Hyloxalus idiomelus
- Conservation status: Data Deficient (IUCN 3.1)

Scientific classification
- Kingdom: Animalia
- Phylum: Chordata
- Class: Amphibia
- Order: Anura
- Family: Dendrobatidae
- Genus: Hyloxalus
- Species: H. idiomelus
- Binomial name: Hyloxalus idiomelus (Rivero, 1991)
- Synonyms: Colostethus idiomelus Rivero, 1991; Colostethus idiomelas (typo);

= Hyloxalus idiomelus =

- Authority: (Rivero, 1991)
- Conservation status: DD
- Synonyms: Colostethus idiomelus Rivero, 1991, Colostethus idiomelas (typo)

Species of amphibian

Hyloxalus idiomelus (Rivero's rocket frog) is a species of frogs in the family Dendrobatidae. It is endemic to the northern part of the Cordillera Central of northern Peru.<

==Description==
Males measure 20–25 mm and females 23–28 mm in snout–vent length. The body is robust. Skin on dorsum is smooth to shagreen. Dorsum is dull tan to rich orange-brown to grayish tan in colour, with green tint in some places. Dorsolateral stripe is pinkish tan, yellowish orange, or cream coloured. The labial stripe is pinkish tan in colour. Some surfaces of the hind legs are yellow or orange in color. The undersides of the limbs are yellow in colour. The iris of the eye is bronze in colour. There is no webbed skin on the hind feet.

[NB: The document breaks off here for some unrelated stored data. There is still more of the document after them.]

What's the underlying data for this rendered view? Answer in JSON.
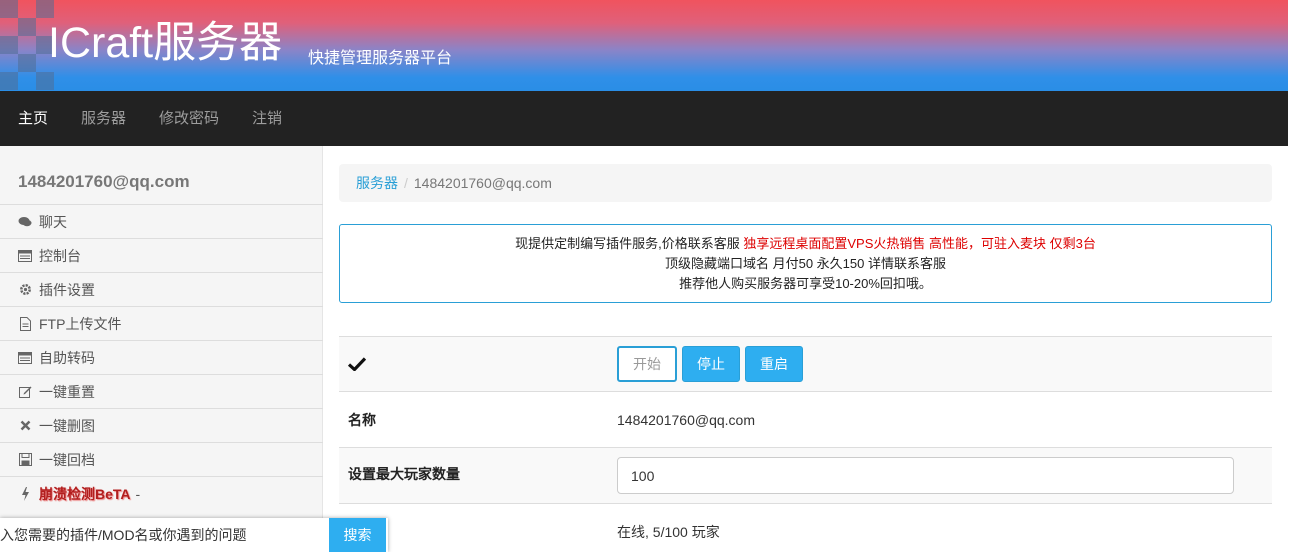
{
  "header": {
    "title": "ICraft服务器",
    "subtitle": "快捷管理服务器平台"
  },
  "nav": {
    "items": [
      {
        "label": "主页",
        "active": true
      },
      {
        "label": "服务器",
        "active": false
      },
      {
        "label": "修改密码",
        "active": false
      },
      {
        "label": "注销",
        "active": false
      }
    ]
  },
  "sidebar": {
    "user_email": "1484201760@qq.com",
    "items": [
      {
        "label": "聊天",
        "icon": "comments-icon"
      },
      {
        "label": "控制台",
        "icon": "console-icon"
      },
      {
        "label": "插件设置",
        "icon": "gear-icon"
      },
      {
        "label": "FTP上传文件",
        "icon": "file-icon"
      },
      {
        "label": "自助转码",
        "icon": "console-icon"
      },
      {
        "label": "一键重置",
        "icon": "edit-icon"
      },
      {
        "label": "一键删图",
        "icon": "close-icon"
      },
      {
        "label": "一键回档",
        "icon": "save-icon"
      },
      {
        "label": "崩溃检测BeTA",
        "icon": "bolt-icon",
        "suffix": "-"
      }
    ]
  },
  "breadcrumb": {
    "link": "服务器",
    "separator": "/",
    "current": "1484201760@qq.com"
  },
  "notice": {
    "line1_black": "现提供定制编写插件服务,价格联系客服 ",
    "line1_red": "独享远程桌面配置VPS火热销售 高性能，可驻入麦块 仅剩3台",
    "line2": "顶级隐藏端口域名 月付50 永久150 详情联系客服",
    "line3": "推荐他人购买服务器可享受10-20%回扣哦。"
  },
  "server": {
    "status_icon": "checkmark-icon",
    "start_label": "开始",
    "stop_label": "停止",
    "restart_label": "重启",
    "name_label": "名称",
    "name_value": "1484201760@qq.com",
    "max_players_label": "设置最大玩家数量",
    "max_players_value": "100",
    "online_value": "在线, 5/100 玩家"
  },
  "search": {
    "placeholder": "入您需要的插件/MOD名或你遇到的问题",
    "button_label": "搜索"
  },
  "colors": {
    "accent": "#2a9fd6",
    "button": "#2eaef0",
    "navbar": "#222222",
    "notice_red": "#dd0000"
  }
}
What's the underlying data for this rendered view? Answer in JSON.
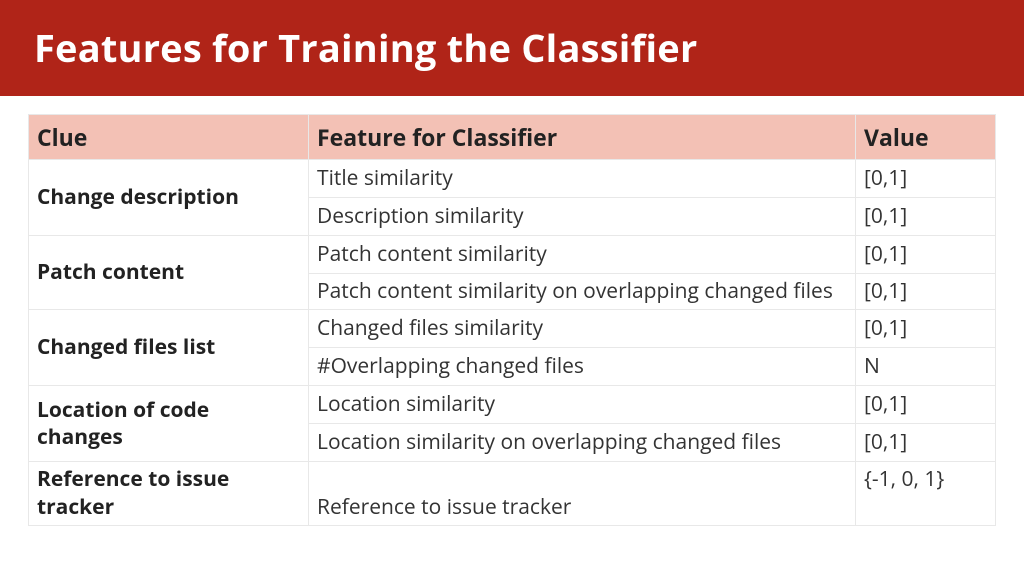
{
  "header": {
    "title": "Features for Training the Classifier"
  },
  "table": {
    "headers": {
      "clue": "Clue",
      "feature": "Feature for Classifier",
      "value": "Value"
    },
    "groups": [
      {
        "clue": "Change description",
        "rows": [
          {
            "feature": "Title similarity",
            "value": "[0,1]"
          },
          {
            "feature": "Description similarity",
            "value": "[0,1]"
          }
        ]
      },
      {
        "clue": "Patch content",
        "rows": [
          {
            "feature": "Patch content similarity",
            "value": "[0,1]"
          },
          {
            "feature": "Patch content similarity on overlapping changed files",
            "value": "[0,1]"
          }
        ]
      },
      {
        "clue": "Changed files list",
        "rows": [
          {
            "feature": "Changed files similarity",
            "value": "[0,1]"
          },
          {
            "feature": "#Overlapping changed files",
            "value": "N"
          }
        ]
      },
      {
        "clue": "Location of code changes",
        "rows": [
          {
            "feature": "Location similarity",
            "value": "[0,1]"
          },
          {
            "feature": "Location similarity on overlapping changed files",
            "value": "[0,1]"
          }
        ]
      },
      {
        "clue": "Reference to issue tracker",
        "rows": [
          {
            "feature": "Reference to issue tracker",
            "value": "{-1, 0, 1}"
          }
        ]
      }
    ]
  }
}
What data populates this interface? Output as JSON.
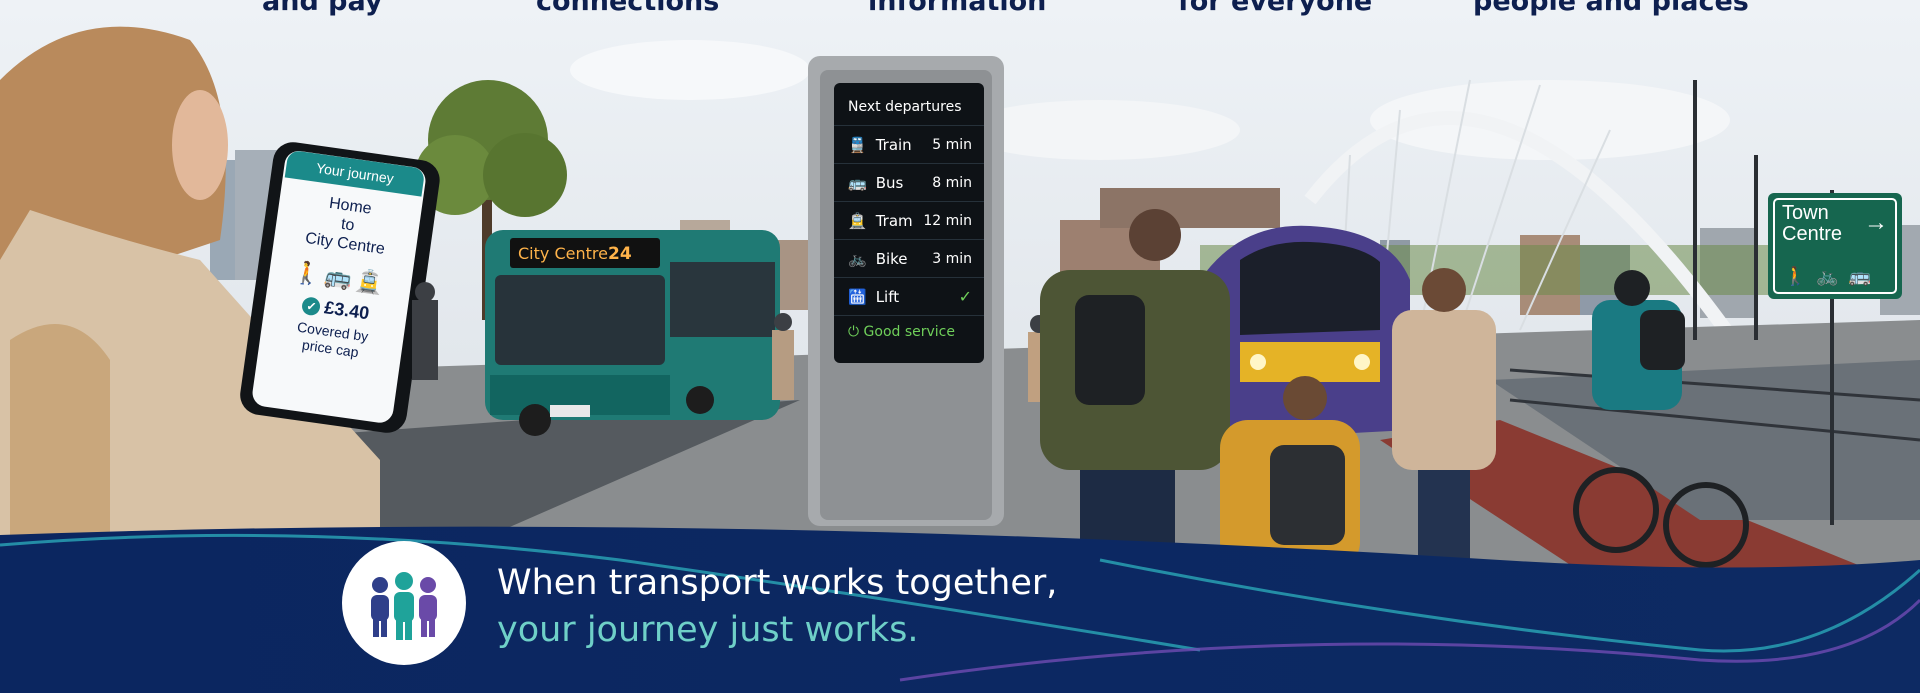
{
  "headlines": [
    "and pay",
    "connections",
    "information",
    "for everyone",
    "people and places"
  ],
  "phone": {
    "header": "Your journey",
    "from": "Home",
    "via": "to",
    "to": "City Centre",
    "mode_icons": [
      "walk-icon",
      "bus-icon",
      "tram-icon"
    ],
    "price": "£3.40",
    "note_line1": "Covered by",
    "note_line2": "price cap"
  },
  "bus": {
    "destination": "City Centre",
    "route_number": "24"
  },
  "departures": {
    "title": "Next departures",
    "rows": [
      {
        "mode": "Train",
        "time": "5 min",
        "icon": "train-icon"
      },
      {
        "mode": "Bus",
        "time": "8 min",
        "icon": "bus-icon"
      },
      {
        "mode": "Tram",
        "time": "12 min",
        "icon": "tram-icon"
      },
      {
        "mode": "Bike",
        "time": "3 min",
        "icon": "bike-icon"
      },
      {
        "mode": "Lift",
        "time": "✓",
        "icon": "lift-icon"
      }
    ],
    "status": "Good service"
  },
  "sign": {
    "line1": "Town",
    "line2": "Centre",
    "arrow": "→",
    "mode_icons": [
      "walk-icon",
      "bike-icon",
      "bus-icon"
    ]
  },
  "tagline": {
    "line1": "When transport works together,",
    "line2": "your journey just works."
  },
  "colors": {
    "navy": "#0d2a63",
    "teal": "#1b8a8a",
    "tagline_accent": "#6fd0c8",
    "status_green": "#6fcf5a",
    "bus_led": "#ffb34a"
  }
}
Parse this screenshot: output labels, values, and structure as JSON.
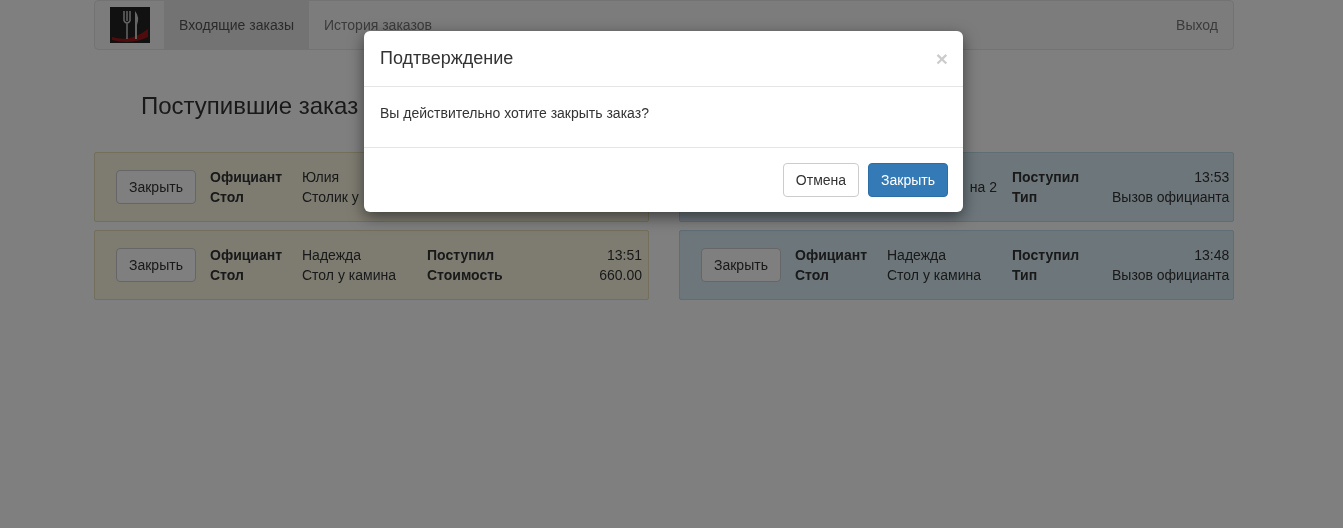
{
  "navbar": {
    "tabs": [
      {
        "label": "Входящие заказы",
        "selected": true
      },
      {
        "label": "История заказов",
        "selected": false
      }
    ],
    "logout": "Выход"
  },
  "heading": "Поступившие заказ",
  "orders": [
    {
      "kind": "warning",
      "button": "Закрыть",
      "fields": [
        {
          "label": "Официант",
          "value": "Юлия"
        },
        {
          "label": "Стол",
          "value": "Столик у"
        }
      ]
    },
    {
      "kind": "info",
      "fields": [
        {
          "value": "на 2",
          "cut": true
        }
      ],
      "details": [
        {
          "label": "Поступил",
          "value": "13:53"
        },
        {
          "label": "Тип",
          "value": "Вызов официанта"
        }
      ]
    },
    {
      "kind": "warning",
      "button": "Закрыть",
      "fields": [
        {
          "label": "Официант",
          "value": "Надежда"
        },
        {
          "label": "Стол",
          "value": "Стол у камина"
        }
      ],
      "details": [
        {
          "label": "Поступил",
          "value": "13:51"
        },
        {
          "label": "Стоимость",
          "value": "660.00"
        }
      ]
    },
    {
      "kind": "info",
      "button": "Закрыть",
      "fields": [
        {
          "label": "Официант",
          "value": "Надежда"
        },
        {
          "label": "Стол",
          "value": "Стол у камина"
        }
      ],
      "details": [
        {
          "label": "Поступил",
          "value": "13:48"
        },
        {
          "label": "Тип",
          "value": "Вызов официанта"
        }
      ]
    }
  ],
  "modal": {
    "title": "Подтверждение",
    "close": "×",
    "message": "Вы действительно хотите закрыть заказ?",
    "buttons": [
      {
        "label": "Отмена",
        "kind": "default"
      },
      {
        "label": "Закрыть",
        "kind": "primary"
      }
    ]
  }
}
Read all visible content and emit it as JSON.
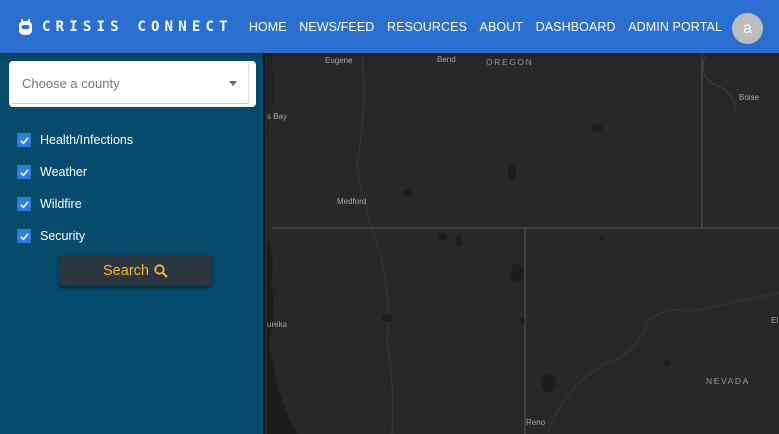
{
  "app": {
    "brand": "CRISIS CONNECT",
    "brand_icon": "shield-icon",
    "accent_color": "#2a6fd0"
  },
  "nav": {
    "items": [
      {
        "label": "HOME"
      },
      {
        "label": "NEWS/FEED"
      },
      {
        "label": "RESOURCES"
      },
      {
        "label": "ABOUT"
      },
      {
        "label": "DASHBOARD"
      },
      {
        "label": "ADMIN PORTAL"
      }
    ]
  },
  "user": {
    "avatar_initial": "a"
  },
  "sidebar": {
    "county_select": {
      "placeholder": "Choose a county",
      "value": ""
    },
    "filters": [
      {
        "label": "Health/Infections",
        "checked": true
      },
      {
        "label": "Weather",
        "checked": true
      },
      {
        "label": "Wildfire",
        "checked": true
      },
      {
        "label": "Security",
        "checked": true
      }
    ],
    "search_button": {
      "label": "Search",
      "icon": "search-icon",
      "color": "#f5b92a"
    }
  },
  "map": {
    "labels": {
      "eugene": "Eugene",
      "bend": "Bend",
      "oregon": "OREGON",
      "coos_bay": "s Bay",
      "boise": "Boise",
      "medford": "Medford",
      "eureka": "ureka",
      "nevada": "NEVADA",
      "reno": "Reno",
      "elko": "El"
    }
  }
}
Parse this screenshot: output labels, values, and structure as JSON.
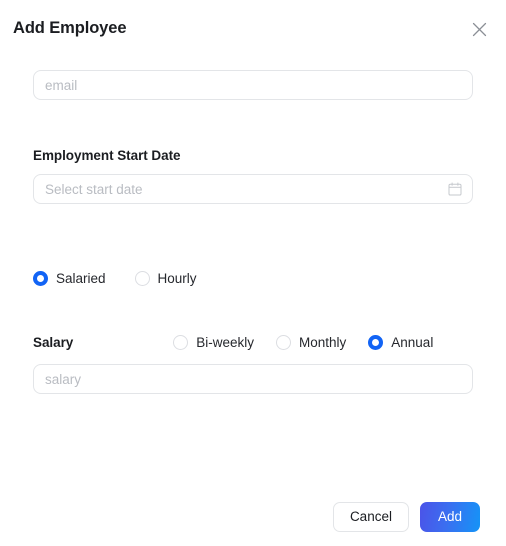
{
  "dialog": {
    "title": "Add Employee",
    "close_icon": "close-icon"
  },
  "fields": {
    "email": {
      "placeholder": "email",
      "value": ""
    },
    "start_date": {
      "label": "Employment Start Date",
      "placeholder": "Select start date",
      "value": "",
      "icon": "calendar-icon"
    },
    "salary": {
      "label": "Salary",
      "placeholder": "salary",
      "value": ""
    }
  },
  "employment_type": {
    "options": [
      {
        "label": "Salaried",
        "selected": true
      },
      {
        "label": "Hourly",
        "selected": false
      }
    ]
  },
  "salary_frequency": {
    "options": [
      {
        "label": "Bi-weekly",
        "selected": false
      },
      {
        "label": "Monthly",
        "selected": false
      },
      {
        "label": "Annual",
        "selected": true
      }
    ]
  },
  "footer": {
    "cancel_label": "Cancel",
    "add_label": "Add"
  },
  "colors": {
    "accent": "#1264f5",
    "primary_gradient_start": "#4b53e8",
    "primary_gradient_end": "#1494f7",
    "text": "#1b1d21",
    "placeholder": "#b9bcc2",
    "border": "#e3e5e8"
  }
}
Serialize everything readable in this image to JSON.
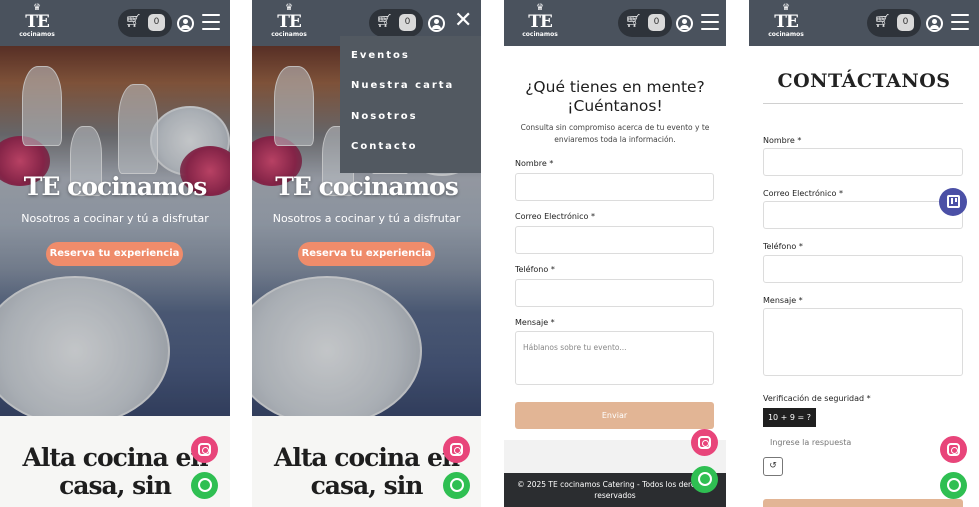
{
  "brand": {
    "logo_top": "TE",
    "logo_bottom": "cocinamos"
  },
  "cart": {
    "count": "0"
  },
  "hero": {
    "title": "TE cocinamos",
    "subtitle": "Nosotros a cocinar y tú a disfrutar",
    "cta_label": "Reserva tu experiencia"
  },
  "section": {
    "title_line1": "Alta cocina en",
    "title_line2": "casa, sin"
  },
  "menu": {
    "items": [
      "Eventos",
      "Nuestra carta",
      "Nosotros",
      "Contacto"
    ]
  },
  "contact_form_a": {
    "title_line1": "¿Qué tienes en mente?",
    "title_line2": "¡Cuéntanos!",
    "description": "Consulta sin compromiso acerca de tu evento y te enviaremos toda la información.",
    "name_label": "Nombre *",
    "email_label": "Correo Electrónico *",
    "phone_label": "Teléfono *",
    "message_label": "Mensaje *",
    "message_placeholder": "Háblanos sobre tu evento...",
    "submit_label": "Enviar",
    "footer_text": "© 2025 TE cocinamos Catering - Todos los derechos reservados"
  },
  "contact_form_b": {
    "title": "CONTÁCTANOS",
    "name_label": "Nombre *",
    "email_label": "Correo Electrónico *",
    "phone_label": "Teléfono *",
    "message_label": "Mensaje *",
    "captcha_label": "Verificación de seguridad *",
    "captcha_question": "10 + 9 = ?",
    "answer_placeholder": "Ingrese la respuesta",
    "refresh_symbol": "↺"
  },
  "colors": {
    "header": "#4a525d",
    "accent_orange": "#ef8c6b",
    "button_tan": "#e2b595",
    "instagram": "#e8457a",
    "whatsapp": "#2fbf52"
  },
  "icons": [
    "cart-icon",
    "user-icon",
    "hamburger-icon",
    "close-icon",
    "instagram-icon",
    "whatsapp-icon",
    "trello-icon",
    "refresh-icon"
  ]
}
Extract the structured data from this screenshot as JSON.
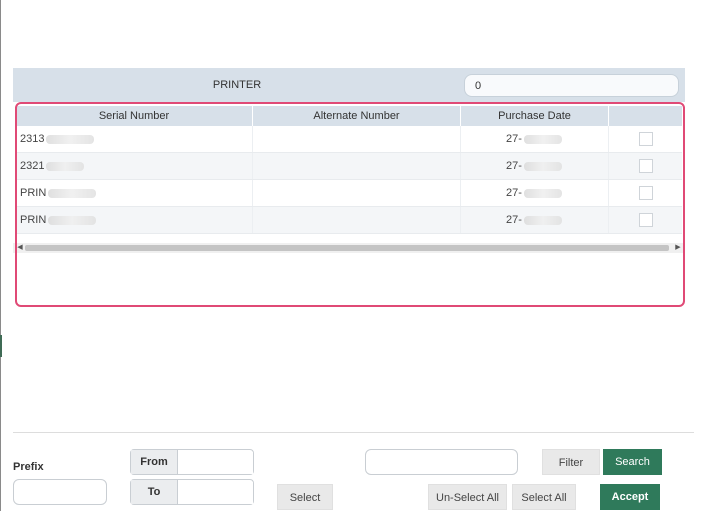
{
  "printer_panel": {
    "title": "PRINTER",
    "count_value": "0"
  },
  "grid": {
    "columns": [
      "Serial Number",
      "Alternate Number",
      "Purchase Date",
      ""
    ],
    "rows": [
      {
        "serial": "2313",
        "alternate": "",
        "purchase_date": "27-",
        "selected": false
      },
      {
        "serial": "2321",
        "alternate": "",
        "purchase_date": "27-",
        "selected": false
      },
      {
        "serial": "PRIN",
        "alternate": "",
        "purchase_date": "27-",
        "selected": false
      },
      {
        "serial": "PRIN",
        "alternate": "",
        "purchase_date": "27-",
        "selected": false
      }
    ]
  },
  "footer": {
    "prefix_label": "Prefix",
    "prefix_value": "",
    "from_label": "From",
    "from_value": "",
    "to_label": "To",
    "to_value": "",
    "select_label": "Select",
    "filter_value": "",
    "filter_label": "Filter",
    "search_label": "Search",
    "unselect_all_label": "Un-Select All",
    "select_all_label": "Select All",
    "accept_label": "Accept"
  },
  "colors": {
    "accent_green": "#2f7a5b",
    "highlight_pink": "#e04a76",
    "header_blue_grey": "#d7e0e9"
  }
}
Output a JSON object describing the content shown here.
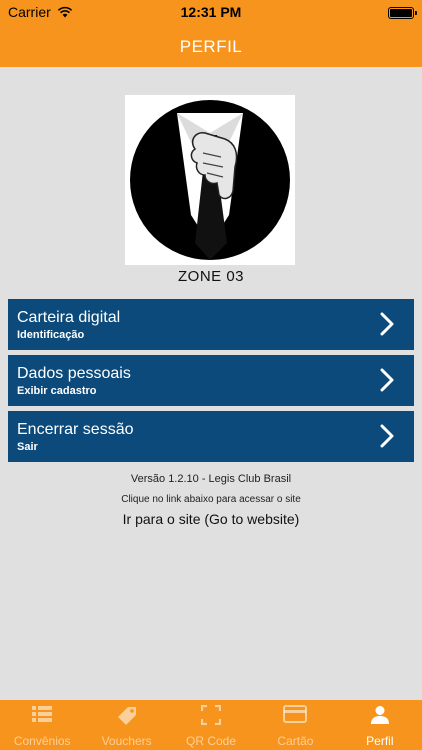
{
  "status_bar": {
    "carrier": "Carrier",
    "time": "12:31 PM"
  },
  "header": {
    "title": "PERFIL"
  },
  "profile": {
    "name": "ZONE 03"
  },
  "menu": [
    {
      "title": "Carteira digital",
      "subtitle": "Identificação"
    },
    {
      "title": "Dados pessoais",
      "subtitle": "Exibir cadastro"
    },
    {
      "title": "Encerrar sessão",
      "subtitle": "Sair"
    }
  ],
  "footer": {
    "version": "Versão 1.2.10 - Legis Club Brasil",
    "hint": "Clique no link abaixo para acessar o site",
    "link": "Ir para o site (Go to website)"
  },
  "tabs": [
    {
      "label": "Convênios",
      "icon": "list-icon"
    },
    {
      "label": "Vouchers",
      "icon": "tag-icon"
    },
    {
      "label": "QR Code",
      "icon": "qr-scan-icon"
    },
    {
      "label": "Cartão",
      "icon": "card-icon"
    },
    {
      "label": "Perfil",
      "icon": "person-icon",
      "active": true
    }
  ],
  "colors": {
    "accent": "#f7941d",
    "menu_bg": "#0b4a7a",
    "background": "#e0e0e0"
  }
}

Free-swimming tadpoles are up to 43 mm in total length, whereas tadpoles transported on the back of their father measure 10–12 mm.

==Habitat and reproduction==
Its natural habitats are humid tropical montane forests between 1620 and 2840 meters above sea level, typically near seepages and along small streams. It has also been recorded from disturbed forest and cultivated land. This frog is diurnal. Tadpoles develop in slow-moving and sometimes marshy streams where they are carried on the back of their father.

==Conservation and threats==
The IUCN classifies this frog as data deficient. Threats include habitat loss associated with agriculture, logging, and urbanization. The fungal disease chytridiomycosis has killed other amphibians in the area, so scientists infer that it may kill this frog as well.

Scientists have observed this frog in two protected parks: Alto Mayo Protection Forest and Tilacancha Private Conservation Area.